Becker's self-help group could only meet in prison, where he had personally put many of them. Or in a cemetery, where he had put even more. It was after planting his first victim underground that Becker had discovered what he had in common with the men he hunted. He was, he felt, the same as they, except that he had a license to hunt. His victims were loathed by society and he was applauded, but in Becker's mind he was merely performing a kind of socially accepted cannibalism.
The big fish in the pond eating all the smaller ones, he thought with self-disgust.
But there was something else that set him apart from his fellows, of course, besides his FBI badge and official position, and it was the cause of his pain. Unlike them, Becker wanted desperately to stop. He did not believe that an actual cure was possible; he would always be who he was in the deepest recesses of his, soul, and no amount of therapy had convinced him otherwise, but he was convinced that by an exercise of sheer will he could alter his behavior. He could stop.
And he had done so although it took a resignation for the Bureau to accomplish it. They had not accepted his resignation, delegating him instead to a status known in bureaucratese as "inderterminate medical extension," which meant that they could reach out for him when they needed to and not worry about him otherwise. For his part, he was not obliged to respond when they called. But they knew he would. A ferret did not refuse to go down a hole. It was what he had been bred to do. It was where it lived.
At the library the next morning Becker settled in front of the now familiar microfilm screen and quickly located the date and page of the message. Once again the story was at the bottom of the page, nothing more than a bit of filler taken from the AP wire. A second body had been found in the same mine in Hendricks, West Virginia. Another young woman who had been missing for months.
Her remains had been found as a result of the discovery of the body of the first young woman, and officials indicated that they would continue to search the mine.
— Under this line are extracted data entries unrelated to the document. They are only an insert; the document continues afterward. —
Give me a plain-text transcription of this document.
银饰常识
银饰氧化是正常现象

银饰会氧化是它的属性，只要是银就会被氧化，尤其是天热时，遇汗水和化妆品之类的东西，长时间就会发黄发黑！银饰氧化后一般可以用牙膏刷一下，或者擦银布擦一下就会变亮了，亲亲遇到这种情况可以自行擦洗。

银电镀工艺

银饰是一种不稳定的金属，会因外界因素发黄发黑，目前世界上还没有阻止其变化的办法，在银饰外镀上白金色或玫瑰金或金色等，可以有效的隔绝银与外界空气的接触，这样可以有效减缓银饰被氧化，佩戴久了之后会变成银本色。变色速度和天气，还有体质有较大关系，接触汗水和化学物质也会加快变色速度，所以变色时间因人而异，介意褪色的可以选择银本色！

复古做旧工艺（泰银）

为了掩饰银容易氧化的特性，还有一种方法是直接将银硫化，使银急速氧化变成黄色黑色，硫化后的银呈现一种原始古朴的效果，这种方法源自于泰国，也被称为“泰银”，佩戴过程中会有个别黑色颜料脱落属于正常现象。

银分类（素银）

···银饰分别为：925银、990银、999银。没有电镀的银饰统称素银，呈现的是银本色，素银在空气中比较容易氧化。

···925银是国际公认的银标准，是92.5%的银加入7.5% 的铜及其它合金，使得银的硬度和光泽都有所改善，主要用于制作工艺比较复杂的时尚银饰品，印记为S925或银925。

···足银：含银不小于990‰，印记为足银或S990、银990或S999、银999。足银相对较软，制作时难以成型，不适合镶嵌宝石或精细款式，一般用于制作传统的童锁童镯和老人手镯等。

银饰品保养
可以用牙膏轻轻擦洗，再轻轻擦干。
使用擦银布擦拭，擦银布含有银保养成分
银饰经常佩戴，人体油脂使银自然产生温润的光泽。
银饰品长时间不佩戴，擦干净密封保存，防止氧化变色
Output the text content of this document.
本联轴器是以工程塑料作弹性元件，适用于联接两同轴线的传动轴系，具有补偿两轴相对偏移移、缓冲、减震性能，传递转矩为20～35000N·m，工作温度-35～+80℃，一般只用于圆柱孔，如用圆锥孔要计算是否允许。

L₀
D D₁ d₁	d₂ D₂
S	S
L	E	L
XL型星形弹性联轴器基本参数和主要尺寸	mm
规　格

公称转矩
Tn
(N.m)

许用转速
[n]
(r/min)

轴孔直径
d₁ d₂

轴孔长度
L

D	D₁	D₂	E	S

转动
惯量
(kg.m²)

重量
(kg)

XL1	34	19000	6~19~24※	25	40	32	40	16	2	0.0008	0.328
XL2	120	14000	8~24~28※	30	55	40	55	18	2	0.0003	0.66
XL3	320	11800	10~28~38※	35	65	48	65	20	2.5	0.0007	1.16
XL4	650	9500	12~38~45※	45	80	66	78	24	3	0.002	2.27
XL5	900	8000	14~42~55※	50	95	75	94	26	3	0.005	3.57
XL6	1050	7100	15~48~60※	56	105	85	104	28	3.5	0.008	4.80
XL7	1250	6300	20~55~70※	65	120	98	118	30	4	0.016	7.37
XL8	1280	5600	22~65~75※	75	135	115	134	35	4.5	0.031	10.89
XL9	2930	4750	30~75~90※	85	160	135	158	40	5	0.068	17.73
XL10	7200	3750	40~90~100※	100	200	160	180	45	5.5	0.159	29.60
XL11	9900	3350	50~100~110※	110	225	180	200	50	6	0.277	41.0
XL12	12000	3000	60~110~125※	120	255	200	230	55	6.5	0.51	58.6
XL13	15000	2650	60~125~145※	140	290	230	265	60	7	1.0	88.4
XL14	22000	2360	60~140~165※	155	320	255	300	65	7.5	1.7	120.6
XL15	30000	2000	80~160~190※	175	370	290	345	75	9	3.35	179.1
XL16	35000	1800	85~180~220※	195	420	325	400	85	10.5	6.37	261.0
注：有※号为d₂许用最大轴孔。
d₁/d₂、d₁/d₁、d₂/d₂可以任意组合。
There was even less information than there had been with the first body, but less was needed. One woman somehow gotten lost and died from exposure.
Not two. Not in different shafts of the tunnel. The second girl had been reported missing three months after the first.
He found something that works, Becker thought. The killer had discovered a method that he liked, a means of abduction, a means of disposal. Why wouldn't he repeat himself If it works, use it.
Serial killers always stumbled a bit at first, learning by trial and error what worked best for them. The first attempts were usually clumsy and less than perfectly satisfying, reliant more upon dumb luck than careful planning.